Russell Moore offers a timely opinion piece here entitled "Apocalypse at Christmastime", properly reminding us that contemporary "Christmas imagery is more shaped by Currier and Ives than by apostles and prophets" ....
.... Isn’t there something kind of, well, unseasonable about teaching, at this time of year, about a Christ who bears a sword and a cosmic entourage, who prepares his people a messianic banquet and then prepares for the birds a banquet of the flesh and blood of his enemies (Rev 19:17-19)? It is hard to imagine Tiny Tim exclaiming “God bless us every one” after hearing about southern-fried Gog and Magog.

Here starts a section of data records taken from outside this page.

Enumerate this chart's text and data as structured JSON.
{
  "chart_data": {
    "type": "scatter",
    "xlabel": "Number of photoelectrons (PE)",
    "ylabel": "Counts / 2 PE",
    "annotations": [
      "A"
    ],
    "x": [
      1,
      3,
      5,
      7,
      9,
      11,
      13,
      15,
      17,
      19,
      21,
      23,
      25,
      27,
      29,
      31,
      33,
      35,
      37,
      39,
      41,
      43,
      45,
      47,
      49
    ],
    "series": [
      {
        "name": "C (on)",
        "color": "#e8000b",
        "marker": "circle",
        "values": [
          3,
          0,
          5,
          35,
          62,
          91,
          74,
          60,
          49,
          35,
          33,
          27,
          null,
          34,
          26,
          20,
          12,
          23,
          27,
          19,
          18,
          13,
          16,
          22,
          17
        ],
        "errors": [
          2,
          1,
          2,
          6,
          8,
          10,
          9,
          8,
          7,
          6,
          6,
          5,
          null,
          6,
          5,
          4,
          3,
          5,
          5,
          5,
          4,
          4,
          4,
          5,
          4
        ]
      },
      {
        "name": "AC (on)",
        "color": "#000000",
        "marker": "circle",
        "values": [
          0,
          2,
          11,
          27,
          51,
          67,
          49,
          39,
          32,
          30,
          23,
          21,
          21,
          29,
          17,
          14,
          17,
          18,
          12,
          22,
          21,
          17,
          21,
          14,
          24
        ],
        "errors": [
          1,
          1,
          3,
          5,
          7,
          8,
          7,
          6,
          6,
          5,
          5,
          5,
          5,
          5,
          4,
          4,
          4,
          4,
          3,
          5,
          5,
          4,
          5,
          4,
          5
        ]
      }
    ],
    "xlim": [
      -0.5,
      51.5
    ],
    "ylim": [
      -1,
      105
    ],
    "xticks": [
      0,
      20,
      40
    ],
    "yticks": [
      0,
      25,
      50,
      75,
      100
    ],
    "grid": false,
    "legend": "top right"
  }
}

... the baby Jesus still exists in the American Christian subculture as a kind of non-threatening mascot for everything warm and sentimental about the holiday season. The only problem with this is that the Bible doesn’t present the baby Jesus as warm or sentimental at all. As a matter of fact, the sentimental Jesus of the Christmas season often chills our evangelistic fervor because we forget that the Bethlehem event is the exact opposite of blessing the good feelings of contemporary American culture.
His commentary is worth reading in entirety to bring us back to stark reality after endlessly watching Ralph finally get his Red Ryder BB gun while George Bailey helps Clarence get his wings. For we "must remember that ultimately we will not coo over him in a cradle beneath us, but give an account to him as our sovereign Judge and give glory to him as our sovereign King."